“The Man Who Got Her Pregnant Was Never Even Named”
I’ve always set my novels in New York City, where I was raised, and where, with brief exception, I’ve lived my entire life. This was less of an active decision than a default position. New York was familiar, New York was easy. I knew the nuances of the neighborhoods, the traffic patterns, the sounds of the birds, all without having to reach or stretch. But at a certain point, this very familiarity began to chafe, and I decided to expand my horizons. I settled on New Hampshire as the locale for my new novel, The House on Primrose Pond, because my husband is a New Hampshire native, and over the years, we’ve spent a good bit of time there. I wanted a place with which I was familiar, a place I could easily bring to life—because place does function as a character in a novel—and NH fit the bill.
I already had my two main characters in mind—Susannah Gilmore (it had been Goldblatt, and changed by her grandfather Isaac) and her older neighbor, Alice Renfew. But somehow I wanted more, something big and cataclysmic that was connected to the state of New Hampshire that would, in some as-yet-to-be-revealed-to-me way, resonate with these characters and the particular challenges they faced. So I typed the words “New Hampshire tragedy” into Google, thinking I might find a flood, a fire, or a storm of epic and Biblical proportions.
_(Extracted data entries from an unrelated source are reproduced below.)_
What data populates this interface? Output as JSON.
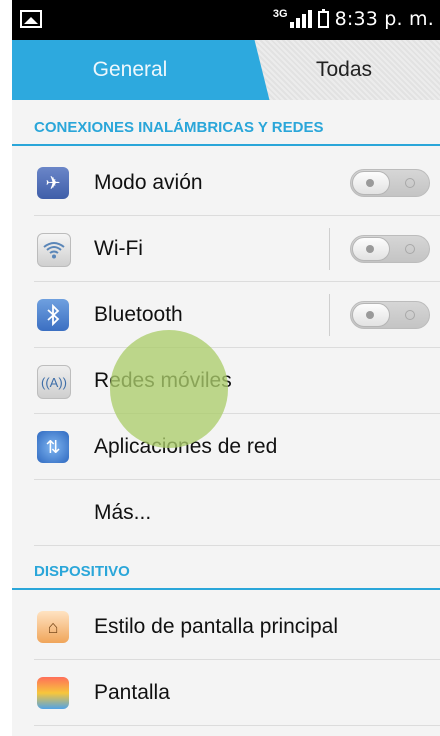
{
  "status_bar": {
    "left_icon": "image-notification-icon",
    "network_type": "3G",
    "signal_icon": "signal-icon",
    "battery_icon": "battery-icon",
    "time": "8:33 p. m."
  },
  "tabs": [
    {
      "label": "General",
      "selected": true
    },
    {
      "label": "Todas",
      "selected": false
    }
  ],
  "sections": {
    "wireless": "CONEXIONES INALÁMBRICAS Y REDES",
    "device": "DISPOSITIVO"
  },
  "items": {
    "airplane": {
      "label": "Modo avión",
      "icon": "airplane-icon",
      "toggle": "off"
    },
    "wifi": {
      "label": "Wi-Fi",
      "icon": "wifi-icon",
      "toggle": "off"
    },
    "bluetooth": {
      "label": "Bluetooth",
      "icon": "bluetooth-icon",
      "toggle": "off"
    },
    "mobile": {
      "label": "Redes móviles",
      "icon": "mobile-network-icon"
    },
    "netapps": {
      "label": "Aplicaciones de red",
      "icon": "network-apps-icon"
    },
    "more": {
      "label": "Más..."
    },
    "home_style": {
      "label": "Estilo de pantalla principal",
      "icon": "home-icon"
    },
    "display": {
      "label": "Pantalla",
      "icon": "display-icon"
    }
  },
  "colors": {
    "accent": "#2da9de",
    "touch_indicator": "#acd16c"
  }
}
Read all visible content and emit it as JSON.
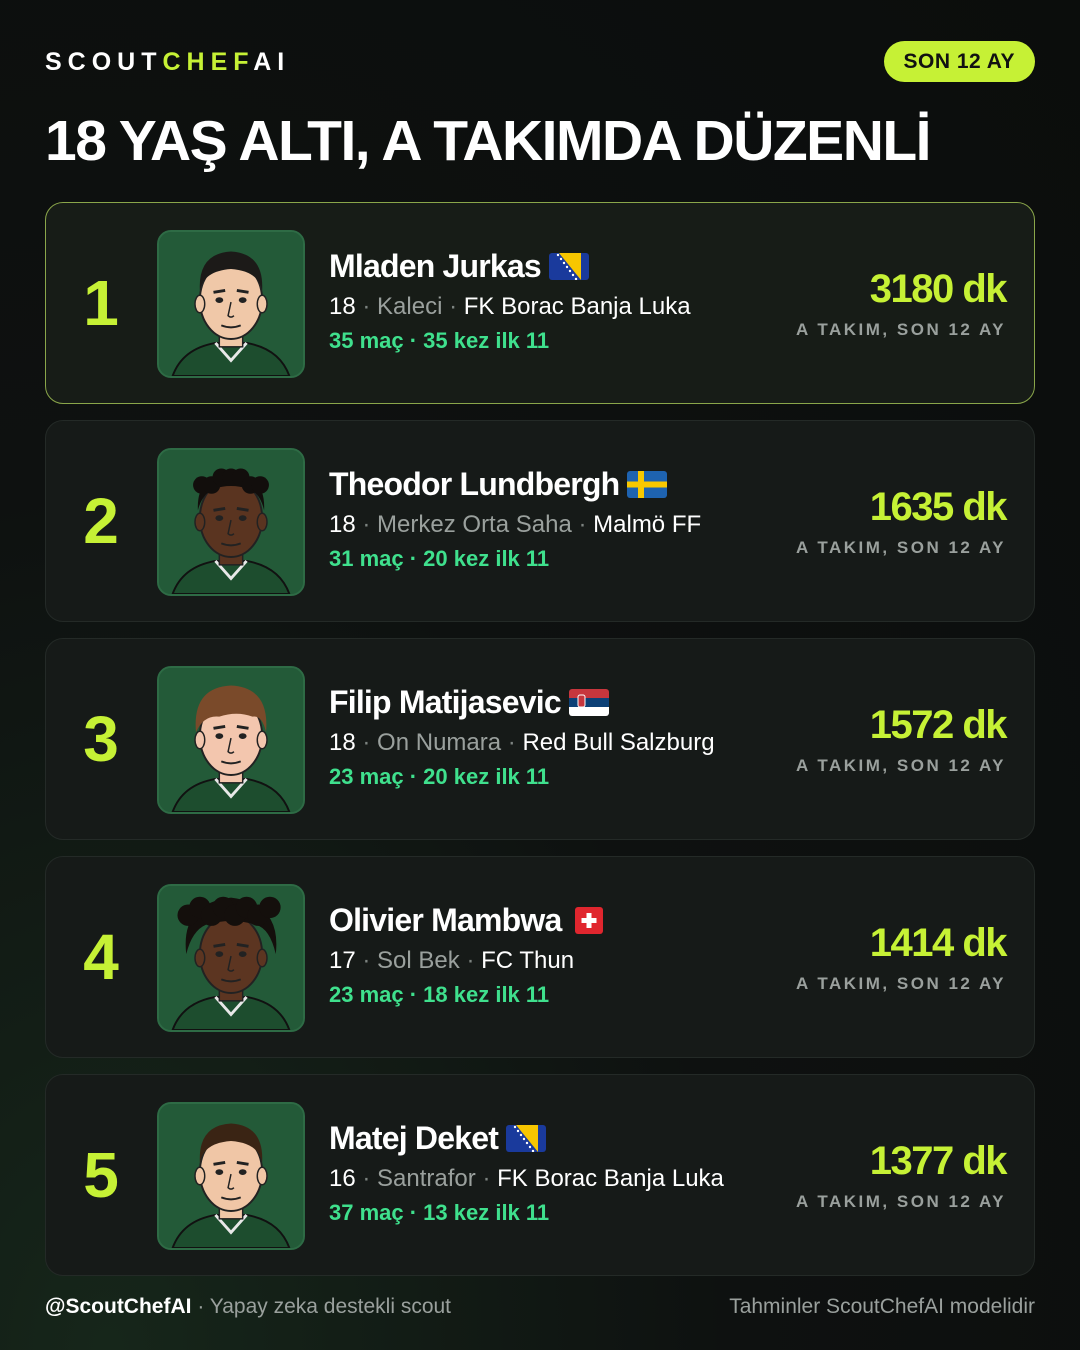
{
  "brand": {
    "part1": "SCOUT",
    "part2": "CHEF",
    "part3": "AI"
  },
  "period_badge": "SON 12 AY",
  "title": "18 YAŞ ALTI, A TAKIMDA DÜZENLİ",
  "players": [
    {
      "rank": "1",
      "name": "Mladen Jurkas",
      "flag": "bosnia-flag-icon",
      "age": "18",
      "position": "Kaleci",
      "club": "FK Borac Banja Luka",
      "stats": "35 maç · 35 kez ilk 11",
      "minutes": "3180 dk",
      "minutes_label": "A TAKIM, SON 12 AY",
      "skin": "#f0c8a8",
      "hair": "#1c1a18",
      "hair_style": "short"
    },
    {
      "rank": "2",
      "name": "Theodor Lundbergh",
      "flag": "sweden-flag-icon",
      "age": "18",
      "position": "Merkez Orta Saha",
      "club": "Malmö FF",
      "stats": "31 maç · 20 kez ilk 11",
      "minutes": "1635 dk",
      "minutes_label": "A TAKIM, SON 12 AY",
      "skin": "#5a3420",
      "hair": "#120e0c",
      "hair_style": "curly"
    },
    {
      "rank": "3",
      "name": "Filip Matijasevic",
      "flag": "serbia-flag-icon",
      "age": "18",
      "position": "On Numara",
      "club": "Red Bull Salzburg",
      "stats": "23 maç · 20 kez ilk 11",
      "minutes": "1572 dk",
      "minutes_label": "A TAKIM, SON 12 AY",
      "skin": "#f3c6ae",
      "hair": "#7a4a2a",
      "hair_style": "fringe"
    },
    {
      "rank": "4",
      "name": "Olivier Mambwa",
      "flag": "switzerland-flag-icon",
      "age": "17",
      "position": "Sol Bek",
      "club": "FC Thun",
      "stats": "23 maç · 18 kez ilk 11",
      "minutes": "1414 dk",
      "minutes_label": "A TAKIM, SON 12 AY",
      "skin": "#5c3521",
      "hair": "#140f0c",
      "hair_style": "afro"
    },
    {
      "rank": "5",
      "name": "Matej Deket",
      "flag": "bosnia-flag-icon",
      "age": "16",
      "position": "Santrafor",
      "club": "FK Borac Banja Luka",
      "stats": "37 maç · 13 kez ilk 11",
      "minutes": "1377 dk",
      "minutes_label": "A TAKIM, SON 12 AY",
      "skin": "#f0c6a6",
      "hair": "#3a2414",
      "hair_style": "short"
    }
  ],
  "footer": {
    "handle": "@ScoutChefAI",
    "tagline": "· Yapay zeka destekli scout",
    "note": "Tahminler ScoutChefAI modelidir"
  },
  "colors": {
    "accent": "#c6f135",
    "stats": "#3fe08d",
    "avatar_bg": "#235a38"
  }
}
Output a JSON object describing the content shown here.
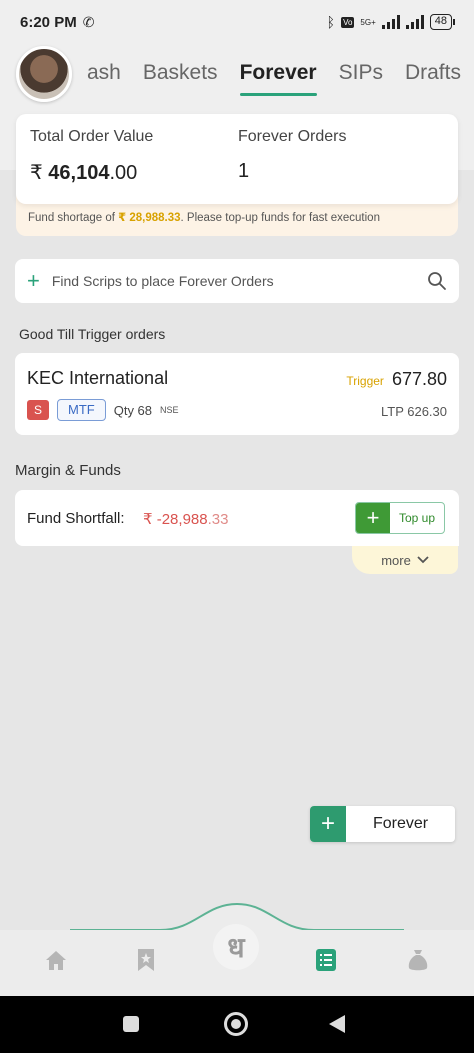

Instead, I found a book entitled Hanging Ruth Blay: An Eighteenth Century New Hampshire Tragedy. I was hooked even before it arrived, with two-day expedited shipping, from Amazon. And when it did show up, I devoured Blay’s story with measure of fascination and horror, and knew that I had incorporate these eighteenth-century events into the contemporary story of Susannah and Alice.